When merely looking at your appointment book can send you into peals of laughter (aside: I highly recommend Brush Dance if you are looking for a day planner, they produce inspiring, affordable products that are formatted for maximum use), it is probably smart to refrain from adding additional tasks to the workload.  What, then, to do about the obligatory "New Year's Resolution?"

I say "obligatory" because every good American, regardless of what we might say, feels some level of obligation to formulate a resolution, if for no other reason than to have something to talk about at New Year's Eve parties and avoid an appearance of the consummate lazy Western slob.  I am not immune, despite the realization that I am constantly formulating, revising, and achieving goals; despite the fact that I know winter is not the time we are physiologically wired to pursue ambitious new objectives; despite the knowledge that my proverbial plate is joyfully sliding all over the table as it is, and cannot tolerate one more task piled precariously on top before the whole thing goes crashing to the floor.  It's all fun and games to make resolutions until you lose your ability to hang onto any of them.....
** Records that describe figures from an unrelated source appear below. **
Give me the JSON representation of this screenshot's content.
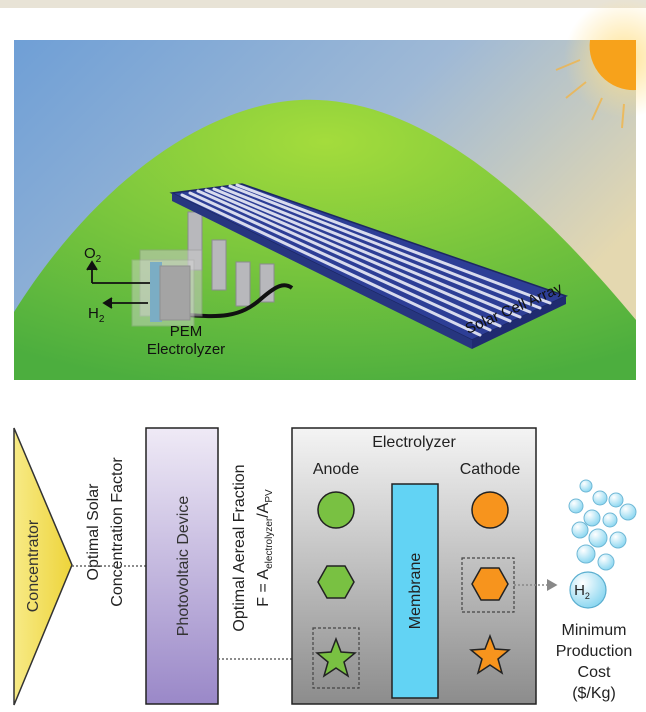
{
  "scene": {
    "labels": {
      "o2": "O",
      "o2_sub": "2",
      "h2": "H",
      "h2_sub": "2",
      "pem_line1": "PEM",
      "pem_line2": "Electrolyzer",
      "solar_array": "Solar Cell Array"
    }
  },
  "flow": {
    "concentrator": "Concentrator",
    "solar_factor_line1": "Optimal Solar",
    "solar_factor_line2": "Concentration Factor",
    "pv_device": "Photovoltaic Device",
    "aereal_line1": "Optimal Aereal Fraction",
    "aereal_formula_f": "F = A",
    "aereal_formula_sub1": "electrolyzer",
    "aereal_formula_slash": "/A",
    "aereal_formula_sub2": "PV",
    "electrolyzer": "Electrolyzer",
    "anode": "Anode",
    "cathode": "Cathode",
    "membrane": "Membrane",
    "h2": "H",
    "h2_sub": "2",
    "cost_line1": "Minimum",
    "cost_line2": "Production",
    "cost_line3": "Cost",
    "cost_line4": "($/Kg)"
  },
  "colors": {
    "sky_top": "#6f9fd6",
    "sky_right": "#dcd6b8",
    "sun": "#f7a21b",
    "hill": "#6cbf3a",
    "solar_panel": "#2d3e96",
    "concentrator": "#f3e15c",
    "pv_device": "#a999d0",
    "membrane": "#62d3f4",
    "anode_shape": "#79c142",
    "cathode_shape": "#f7941d"
  }
}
As I reflected last night, bathed in the frantic, caressing glow of a blue moon and too much champagne, I realized that rather than thinking in terms of "tasks and goals," I can capitalize upon the New Year by thinking in terms of "attitudes and perspectives."  Adjusting, shifting, and refining my perspective at the beginning of 2010 will even enhance my ability to accomplish concrete objectives.  For instance, I intend to finish my first book by fall, an exploration of cyclical living and discussion of how and why such a lifestyle is vital to our ability to thrive.  With the workload outlined above, I often find myself stressed and anxious about how and when I will actually find time to write.  A nervous approach does nothing to help me tap into the fearlessness necessary to explore the topic, to share words and ideas and thoughts in full.  A harried energy distracts me from pursuing the experiences and people necessary to my continued development as a creator and an artist. 

Going further, to a more honest place, I will share that there are times I feel split into two as a result of stress and the demand that I perform and live in accordance with the strictures of modern society.  In constrained environments I can become defensive, overly aggressive, short.  I want to always be open, fierce but gentle, loving and light, courageous enough to follow my true path despite the doubts and scorn of others.  

How to cling to that courage?  I am not entirely sure, but as an artist I believe that an image always helps.  I have shared before that posting pictures of an ideal can help me achieve it.  Then I encouraged all to "Visualize the creative self while you are filling your space with inspirational objects, sights, and sounds. On the bulletin board above the desk where I write, wedged in between soaring landscapes, I keep a picture of myself on the Copper River with no makeup, camping hair, a sunburn, and an absolutely happy smile. A similar picture of myself is propped behind the easel where I paint. That is the me I want to be – that is the portrait of a happy, creative woman. That ideal, my ideal, reminds me to harness the energy of that woman whenever I pick up a pen or a paintbrush. Putting up pictures of yourself is neither modest nor socially acceptable, but it can be inspiring, and that is what matters."  I remain convinced, and first resolve to have enough adventures to be able to say, a year from now, "there is the picture of what I became in 2010." 

Also, in no particular order, in 2010 I resolve to:

- trust - the strength of my foundation, myself, and Spirit
- cultivate faith - in myself, my God, my visions, and my path
- walk - free of fear, without hesitation, and with a laugh
- remain - inspired, creative, happy

I'll keep you posted as I work to sustain these resolutions.  In the meantime, Happy New Year!